El calor era insoportable. Me quité el abrigo. Teo me imitó.
—Pues no comprendo nada —dije—. Si eres "gay", ¿cómo te tiras una tía distinta cada día?
—¡Huy, qué detective tan tonto! —rió poniéndome la mano en la rodilla—. ¿No te has dado cuenta? Teatrito puro
coraçao
.
—Anda, sé bueno y explícame el lío.
—Mira, oye. Mi viejo siempre fue un calentón de mil pares de bigotes. El día en que Tatiana entró a trabajar como ayudante de las auxiliares de limpieza, le correspondió fregar los suelos del despacho del presidente, como prueba de aptitud, estando él dentro. Cuando papá la vio a cuatro patas, con las tetas escapándose del escote, el culo yendo adelante y atrás mientras pasaba el trapo por el mármol, y las faldas descubriendo el muslamen, el viejo se le subió a la grupa sollozando que le daría lo que quisiera con tal de que no le obligara a apearse.
—¡Qué basto!
—Los hay groseros, sí. El caso es que antes de diez minutos le entregó los mejores cargos de la compañía y telefoneó comprándole tres visones, dos automóviles, un yate, una casa de veinte habitaciones en La Jolla y diez kilos de brillantes, esmeraldas y otras piedras variadas. Y todo sin bajarse de la montura, oye.
—Vaya carrera —comenté, jugueteando con los dedos de Teo.
—Figúrate. Como secretaria del viejo Tatiana lo hacía todo. Y cuando digo
todo
ya puedes adivinar a qué me refiero, conocidos sus comienzos, oye. Papá, encantado con sus habilidades, maquinó dejarle el imperio, y para que la cosa resultara más discreta nos obligó a casarnos. El pedazo de cabrón estableció sus condiciones en el testamento: si Tatiana y yo nos separábamos por cuestión de faldas habría de pasarle una suculenta pensión; pero si era por cosa de pantalones, entraría en juego una serie de cláusulas que dejaría toda la C. O. C., en su poder y a mí en la miseria.
—Así que el muy cerdo sabía del pie que cojeabas...
—Natural, oye, que para eso era mi papá. Supo arreglárselas para montarla, primero en un sentido y luego en el otro. Todo ello sin dar un escándalo.

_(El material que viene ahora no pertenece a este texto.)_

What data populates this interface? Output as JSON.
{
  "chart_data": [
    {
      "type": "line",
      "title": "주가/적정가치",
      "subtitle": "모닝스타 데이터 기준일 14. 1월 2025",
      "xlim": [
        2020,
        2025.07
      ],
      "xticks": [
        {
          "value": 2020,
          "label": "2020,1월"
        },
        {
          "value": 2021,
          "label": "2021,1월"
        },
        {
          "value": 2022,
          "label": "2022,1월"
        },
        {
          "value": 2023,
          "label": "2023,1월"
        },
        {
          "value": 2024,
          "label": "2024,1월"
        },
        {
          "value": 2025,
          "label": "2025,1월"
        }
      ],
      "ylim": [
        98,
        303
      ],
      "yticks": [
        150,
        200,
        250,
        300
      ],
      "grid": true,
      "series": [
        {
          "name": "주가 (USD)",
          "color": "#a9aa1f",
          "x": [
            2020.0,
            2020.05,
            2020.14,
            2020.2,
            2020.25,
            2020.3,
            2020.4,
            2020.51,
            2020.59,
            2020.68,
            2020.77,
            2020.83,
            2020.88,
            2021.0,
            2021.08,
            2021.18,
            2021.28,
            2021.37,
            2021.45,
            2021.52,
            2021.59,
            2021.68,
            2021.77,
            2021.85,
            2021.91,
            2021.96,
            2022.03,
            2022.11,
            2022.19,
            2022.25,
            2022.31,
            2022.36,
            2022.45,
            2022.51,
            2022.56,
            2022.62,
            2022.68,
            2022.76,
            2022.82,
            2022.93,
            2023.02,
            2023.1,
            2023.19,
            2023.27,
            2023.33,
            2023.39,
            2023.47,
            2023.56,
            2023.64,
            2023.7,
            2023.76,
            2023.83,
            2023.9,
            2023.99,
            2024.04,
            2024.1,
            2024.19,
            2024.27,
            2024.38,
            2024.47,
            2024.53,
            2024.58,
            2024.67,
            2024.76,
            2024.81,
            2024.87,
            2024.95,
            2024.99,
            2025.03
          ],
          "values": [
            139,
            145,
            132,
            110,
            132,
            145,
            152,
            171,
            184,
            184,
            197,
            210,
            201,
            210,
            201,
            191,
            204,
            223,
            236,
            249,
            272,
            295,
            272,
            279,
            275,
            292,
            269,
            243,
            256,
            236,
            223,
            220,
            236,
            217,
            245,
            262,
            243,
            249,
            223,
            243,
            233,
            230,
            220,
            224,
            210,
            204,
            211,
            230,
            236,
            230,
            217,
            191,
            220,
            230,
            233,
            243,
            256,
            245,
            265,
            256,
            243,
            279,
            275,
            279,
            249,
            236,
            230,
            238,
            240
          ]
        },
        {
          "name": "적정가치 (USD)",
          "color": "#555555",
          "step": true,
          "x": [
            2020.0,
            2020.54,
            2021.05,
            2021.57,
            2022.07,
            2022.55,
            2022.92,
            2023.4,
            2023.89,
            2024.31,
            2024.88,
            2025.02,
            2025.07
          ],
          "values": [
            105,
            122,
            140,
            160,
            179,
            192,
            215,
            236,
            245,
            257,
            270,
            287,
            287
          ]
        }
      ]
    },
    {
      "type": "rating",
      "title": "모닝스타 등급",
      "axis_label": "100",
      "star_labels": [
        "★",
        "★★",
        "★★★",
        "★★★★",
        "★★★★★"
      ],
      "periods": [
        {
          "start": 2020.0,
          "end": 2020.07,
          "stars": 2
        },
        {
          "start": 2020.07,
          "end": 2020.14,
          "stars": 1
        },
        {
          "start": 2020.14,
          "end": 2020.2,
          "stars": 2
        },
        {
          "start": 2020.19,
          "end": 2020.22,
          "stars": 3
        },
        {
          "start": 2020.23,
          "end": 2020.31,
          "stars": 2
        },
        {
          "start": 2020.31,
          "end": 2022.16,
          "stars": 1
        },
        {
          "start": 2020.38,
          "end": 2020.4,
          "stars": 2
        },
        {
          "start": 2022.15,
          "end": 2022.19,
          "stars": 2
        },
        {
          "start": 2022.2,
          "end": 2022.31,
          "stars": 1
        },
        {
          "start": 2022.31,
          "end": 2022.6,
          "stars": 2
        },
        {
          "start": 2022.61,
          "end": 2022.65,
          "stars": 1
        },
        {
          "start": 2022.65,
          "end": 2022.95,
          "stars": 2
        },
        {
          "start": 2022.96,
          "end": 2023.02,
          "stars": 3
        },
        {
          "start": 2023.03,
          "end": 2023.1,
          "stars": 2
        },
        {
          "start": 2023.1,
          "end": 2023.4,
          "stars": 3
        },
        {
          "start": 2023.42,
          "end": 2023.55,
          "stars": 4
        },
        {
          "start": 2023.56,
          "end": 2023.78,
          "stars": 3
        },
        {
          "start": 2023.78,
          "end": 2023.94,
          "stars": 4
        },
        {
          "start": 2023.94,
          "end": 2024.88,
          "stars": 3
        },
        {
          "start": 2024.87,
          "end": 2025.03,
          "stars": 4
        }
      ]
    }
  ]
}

Como seguía sudando me quité la chaqueta, plegándola cuidadosamente. Teo me imitó.
—¿Cómo fue entonces vuestra vida?
—Ni nos veíamos Tatiana y yo. El viejo, en vez de disfrutar de la secretaria, se lo pasaba fenómeno con su nuera. A mí me venía de perlas, oye, para hacer mi vida y no tener que meterme en la cama con una bestia. Lo malo fue cuando papá cascó.
—¿Por el atracón de pipas?
—Eso dijimos a los periódicos. En realidad se desnucó al intentar el salto del tigre desde los archivos del despacho. Tatiana explicó a la policía que calculó mal, pero para mí que se apartó cuando papá iba por el aire; porque tenía ambiciones de dinero sin tanto viejo encima.

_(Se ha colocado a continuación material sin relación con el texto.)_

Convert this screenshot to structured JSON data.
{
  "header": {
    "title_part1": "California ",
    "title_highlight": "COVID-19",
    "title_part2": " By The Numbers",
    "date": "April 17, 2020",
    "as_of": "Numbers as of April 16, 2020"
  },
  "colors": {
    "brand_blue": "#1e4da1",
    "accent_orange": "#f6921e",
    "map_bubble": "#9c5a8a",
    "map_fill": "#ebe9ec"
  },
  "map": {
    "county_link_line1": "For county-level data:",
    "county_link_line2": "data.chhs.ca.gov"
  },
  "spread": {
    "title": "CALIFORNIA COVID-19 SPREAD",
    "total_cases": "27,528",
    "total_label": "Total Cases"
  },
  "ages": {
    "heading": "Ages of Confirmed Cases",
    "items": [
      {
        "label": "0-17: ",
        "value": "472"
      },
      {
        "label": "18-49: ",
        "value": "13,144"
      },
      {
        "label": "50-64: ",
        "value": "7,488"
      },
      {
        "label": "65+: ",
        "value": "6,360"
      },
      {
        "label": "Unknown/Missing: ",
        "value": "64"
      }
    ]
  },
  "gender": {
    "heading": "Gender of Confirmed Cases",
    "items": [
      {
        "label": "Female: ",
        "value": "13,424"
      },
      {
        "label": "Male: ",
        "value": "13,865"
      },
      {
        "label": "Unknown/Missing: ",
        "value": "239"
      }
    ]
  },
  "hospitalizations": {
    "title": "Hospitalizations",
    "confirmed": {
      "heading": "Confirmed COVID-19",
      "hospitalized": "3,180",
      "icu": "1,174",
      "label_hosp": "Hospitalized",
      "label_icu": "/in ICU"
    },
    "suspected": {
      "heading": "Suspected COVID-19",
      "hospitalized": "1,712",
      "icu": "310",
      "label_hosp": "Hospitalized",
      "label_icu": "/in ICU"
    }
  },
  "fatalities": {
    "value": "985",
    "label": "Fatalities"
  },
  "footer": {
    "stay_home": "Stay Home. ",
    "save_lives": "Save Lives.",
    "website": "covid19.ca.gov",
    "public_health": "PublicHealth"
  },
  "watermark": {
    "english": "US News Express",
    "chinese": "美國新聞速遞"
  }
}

Notaba húmedas las axilas. Los rodetes bajo los brazos me enferman. Aflojé el nudo de la corbata. Al notar mi incomodidad, Teo propuso, gentil:
—Mejor será que nos quitemos las camisas, Gay, que esto parece la selva, oye.
Nos quedamos con los torsos desnudos. Le pedí que me explicara lo de las empleadas buenísimas y la ficción de que se las pulía por turno riguroso.
—Fue una astucia que me inventé. Para no sufrir tentaciones que fueran un arma para Tatiana, despedí a los hombres y llené el
building
de niñas, que además de darme fama de ligón me eximirían de tener que cohabitar con la ninfómana de mi mujer. Se me ocurrió montar el show pornográfico de la aventurita diaria y así no me acerco a ella, con la excusa de que estoy fatigado. Les pago unos extras por acompañarme a hoteles, al rancho o dejarme ir a su apartamento, y ponemos un disco que suene a orgía para engañar a cualquiera que pueda fisgar, mientras nos dedicamos tranquilamente a leer el periódico.